Saudi Aramco, the world’s biggest oil company, is set to return to the bond markets for the first time since April of last year as it seeks to fund a $75 billion dividend commitment.
The company, which hired banks including Goldman Sachs Group Inc. for the bond sale, needs to raise debt after slumping crude prices caused profit to fall by 45 percent in the third quarter.
That’s left it unable to generate enough cash to fund the investor payouts, most of which go to the Saudi government, which needs the money to plug a widening budget deficit.
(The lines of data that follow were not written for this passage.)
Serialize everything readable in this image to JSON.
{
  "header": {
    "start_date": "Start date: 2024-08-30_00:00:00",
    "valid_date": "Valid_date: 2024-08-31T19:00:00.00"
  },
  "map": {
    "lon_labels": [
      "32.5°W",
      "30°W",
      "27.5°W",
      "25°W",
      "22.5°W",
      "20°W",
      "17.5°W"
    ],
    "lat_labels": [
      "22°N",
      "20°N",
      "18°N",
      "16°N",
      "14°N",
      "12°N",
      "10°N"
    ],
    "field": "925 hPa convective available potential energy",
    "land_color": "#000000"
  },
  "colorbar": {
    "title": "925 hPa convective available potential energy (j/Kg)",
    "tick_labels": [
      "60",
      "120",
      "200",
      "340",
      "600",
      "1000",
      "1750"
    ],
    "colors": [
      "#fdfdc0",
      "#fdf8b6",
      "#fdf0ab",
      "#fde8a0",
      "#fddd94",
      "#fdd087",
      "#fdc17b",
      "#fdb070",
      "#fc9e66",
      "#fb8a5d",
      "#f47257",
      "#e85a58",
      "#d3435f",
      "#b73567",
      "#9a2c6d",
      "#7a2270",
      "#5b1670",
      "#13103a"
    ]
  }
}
Aramco has slashed spending, cut jobs, and is considering selling some assets. Despite these efforts to conserve cash, its gearing – a measure of debt as a percentage of equity – has risen to 21.8 percent, above its target range of 5-15 percent.
The state-controlled energy firm, which sold shares on the Saudi stock exchange last year, will hold calls with fixed-income investors starting from Monday, according to a person familiar with the matter. A dollar deal with tranches maturing in three, five, 10, 30 and 50 years may follow, depending on investor demand, the person said.
Aramco would look at using “all the instruments available to us,” CEO Amin Nasser said in June.
Aramco’s debut bond sale last year raised $12 billion and was one of the most oversubscribed debt offerings in history, attracting more than $100 billion in investor orders, people familiar told Bloomberg at the time.
The other banks chosen by Aramco as active bookrunners are Citigroup, HSBC Holdings, JPMorgan Chase & Co, Morgan Stanley and Riyadh-based NCB Capital.